鉴于每个人都已经拥有域帐户。尝试 IIS 集成身份验证。您将从网络中获得一个丑陋的登录框,但您的凭据应该传递到文件共享。
@lomaxx
Are you saying that only you have perms to the share or that you manually mapped it to a drive letter. If the later you can use ucn \host\share the same way you would use a c:\shared_folder.
@lomaxx
您是说只有您拥有共享权限还是您手动将其映射到驱动器号。如果后者,您可以像使用 ac:\shared_folder 一样使用 ucn \host\share。
Random Would it be a burden to mirror the share to a local folder on the host? I hear ROBOCOPY is pretty handy.
随机 将共享镜像到主机上的本地文件夹是否会带来负担?我听说 ROBOCOPY 非常方便。
Another Idea. Run IIS on your target share you can read via http and if you need to write investigate webdav.
另一个想法。在您的目标共享上运行 IIS,您可以通过 http 读取,如果您需要编写调查 webdav。
回答by Mike Perrenoud
You do have some options and one of of those is impersonation as you mentioned. However, another one I like to use and have used in the past is a trusted service call. Let's assume for a moment that it's always much safer to limit access through IIS to ensure there are as few holes as possible. With that let's go down this road.
您确实有一些选择,其中之一是您提到的模拟。但是,我喜欢使用并且过去曾经使用过的另一个是受信任的服务呼叫。让我们暂时假设限制通过 IIS 的访问以确保尽可能少的漏洞总是更安全。有了这个,让我们沿着这条路走下去。
Build a WCF service that has a couple of entry points and the interface might look like this.
构建具有几个入口点的 WCF 服务,其界面可能如下所示。
public interface IDocumentService
{
public string BuildTrustedRelationship(string privateKey);
public byte[] ReadFile(string token, string fileName);
public void WriteFile(string token, string fileName, byte[] file);
}
Now, you can host this service via a Windows service very easily and so now all you need to do is on Application_startbuild the relationship with the service to get your token and you're off to the races. The other nice thing here is that this service is internal, trusted, and I've even hosted it on the file server before and so it's much easier to grant permissions to this operation.

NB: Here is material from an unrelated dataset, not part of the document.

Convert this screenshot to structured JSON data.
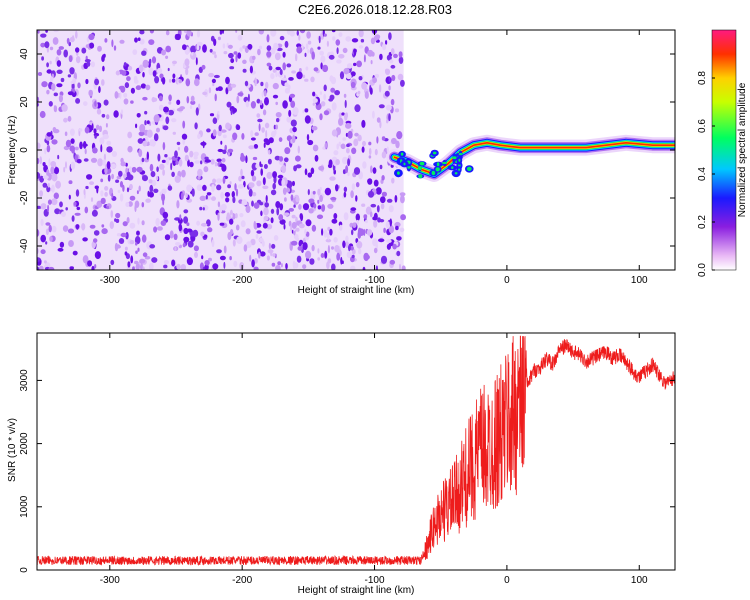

现在,您可以非常轻松地通过 Windows 服务托管此服务,因此现在您需要做的就是Application_start与该服务建立关系以获取您的令牌,然后您就可以参加比赛了。另一个好处是该服务是内部的、受信任的,而且我之前什至将它托管在文件服务器上,因此授予此操作的权限要容易得多。
回答by CodeMonkey1313
If you can create a new AD user, I think the simplest solution is to have the Application Pool run under that AD account's authority, which would mean your application is now running as the AD user. You would need to add the AD user to the IIS Worker Process Group on the machine running your application. Then as long as your AD user has write permissions on the network share, you should be able to use the UNC path in your file operations.
如果您可以创建一个新的 AD 用户,我认为最简单的解决方案是让应用程序池在该 AD 帐户的权限下运行,这意味着您的应用程序现在以 AD 用户身份运行。您需要将 AD 用户添加到运行应用程序的计算机上的 IIS 工作进程组。那么只要你的 AD 用户对网络共享有写权限,你就应该可以在你的文件操作中使用 UNC 路径。